Name: daoud
Nationality: French
Occupation: Trumpet player, composer, improviser
Current release: daoud's new album ok is out via ACT. It features a wide range of collaborators, including Silvan Strauss, corto.alto, Ludivine Issambourg, and Rosie Frater-Taylor.
Recommendations for Toulouse, France: Le Taquin. Best jazz club in the world.
[Read our Silvan Strauss interview]
[Read our corto.alto interview]
[Read our Ludivine Issambourg interview]
[Read our Rosie Frater-Taylor interview]
If you enjoyed this daoud interview and would like to stay up to date with his music and current lives dates, visit his official homepage. He is also on Instagram, and Facebook.
What were some of the musical experiences which planted a seed for your interest in jazz?
Seeing Ahmad Jamal live at my hometown’s jazz festival.

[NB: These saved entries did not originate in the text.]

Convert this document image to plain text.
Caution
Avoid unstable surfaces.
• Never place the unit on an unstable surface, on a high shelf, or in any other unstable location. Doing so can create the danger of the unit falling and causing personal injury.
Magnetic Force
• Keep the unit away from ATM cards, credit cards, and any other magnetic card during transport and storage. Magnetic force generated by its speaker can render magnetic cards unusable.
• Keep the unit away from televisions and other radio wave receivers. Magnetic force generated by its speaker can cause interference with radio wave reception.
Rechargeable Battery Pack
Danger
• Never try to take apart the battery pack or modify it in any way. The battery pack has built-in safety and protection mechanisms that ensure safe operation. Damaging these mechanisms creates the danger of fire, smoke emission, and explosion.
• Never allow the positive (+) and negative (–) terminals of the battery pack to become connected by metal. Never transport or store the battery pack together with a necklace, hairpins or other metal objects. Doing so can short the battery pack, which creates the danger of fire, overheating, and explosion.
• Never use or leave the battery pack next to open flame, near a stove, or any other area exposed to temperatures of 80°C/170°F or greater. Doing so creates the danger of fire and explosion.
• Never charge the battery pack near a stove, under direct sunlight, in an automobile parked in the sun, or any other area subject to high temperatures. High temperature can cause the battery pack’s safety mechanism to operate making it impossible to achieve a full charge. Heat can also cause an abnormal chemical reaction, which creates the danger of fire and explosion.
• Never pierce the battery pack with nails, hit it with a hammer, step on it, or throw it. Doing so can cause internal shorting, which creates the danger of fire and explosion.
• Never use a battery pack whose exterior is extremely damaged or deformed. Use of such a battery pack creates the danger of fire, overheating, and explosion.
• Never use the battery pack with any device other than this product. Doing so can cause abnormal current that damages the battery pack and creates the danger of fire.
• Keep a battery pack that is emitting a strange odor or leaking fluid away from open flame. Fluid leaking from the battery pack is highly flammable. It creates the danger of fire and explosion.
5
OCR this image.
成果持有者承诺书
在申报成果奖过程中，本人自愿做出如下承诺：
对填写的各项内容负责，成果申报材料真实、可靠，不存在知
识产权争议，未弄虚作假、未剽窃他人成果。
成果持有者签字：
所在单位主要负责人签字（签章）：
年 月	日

I remember the interactions on stage and the joy in that concert.
What does the term jazz mean today, would you say?
I have no idea.
As of today, what kind of materials, ideas, and technologies are particularly stimulating for you?
There are so many new tools to make music being developed every day but understanding synthesis and synthesizers has been a big thing for me the last few years.
Where do most of your inspirations to create come from – rather from internal impulses or external ones? Which current social / political / ecological or other developments make you feel like you need to respond as an artist?
I don’t really respond to current events as an artist directly.
I respond as a human being and this human being subsequently makes music through the everchanging prism of his beliefs.
What role do electronic tools and instruments play for your creative process?
They're essential. We spent days developing the right sounds for all the synths on the album with Kuz.
Some patches on tracks like “dijon” ended being very complex creations. Analog synths are all over the album.
Thanks to technological advances, collaboration has become a lot easier. What have been some of the most fruitful collaborations for you recently and what approaches to and modes of collaboration currently seem best to you?
We were able to have 7 guests from all over the world on this last record. Mehdi Nassouli from Morocco, Julien Fillion from Canada but also Rosie Frater Taylor and corto.alto from Scotland.
Most musicians now have a way to record music from their studio with incredible quality and it allowed us to have these incredibly talented musicians on the album which would have been impossible 10-15 years ago.
Jazz has always had an interesting relationship between honouring its roots and exploring the unknown. What does the balance between these two poles look like in your music?
I think we honour the roots and history of music by pushing it forward in all the ways that we can.
I don’t feel like another museum curator that keeps re-appropriating the same vocabulary and methods. We try to see how far we can take this history with us.
How much potential for something “new” is there still in jazz? What could this “new” look like?
I don’t think there’s a way for anyone to answer that question without running the risk of looking very foolish a few years from now. So I’ll abstain.
But whatever it is, I’m excited.
What, would you say, are the key ideas behind your approach to improvisation?
I’m trying to stay centred and I keep fighting the urge of overdoing it or getting carried away.
Trying to stay calm and focusing on sound. Playing lee with more intent.
The Montreux Festival intends to preserve its archive of recordings for future generations. Do you personally feels it's important that everything should remain available forever - or is there something to be said for letting beautiful moments pass and linger in the memories of those that experienced them?
I’ve always been a fan of the temporary nature of improvisation, live music, street art, dancing.
I think we flatter ourselves by thinking that we can keep anything forever. Everything eventually disappears (yes, the Montreux Archive, too).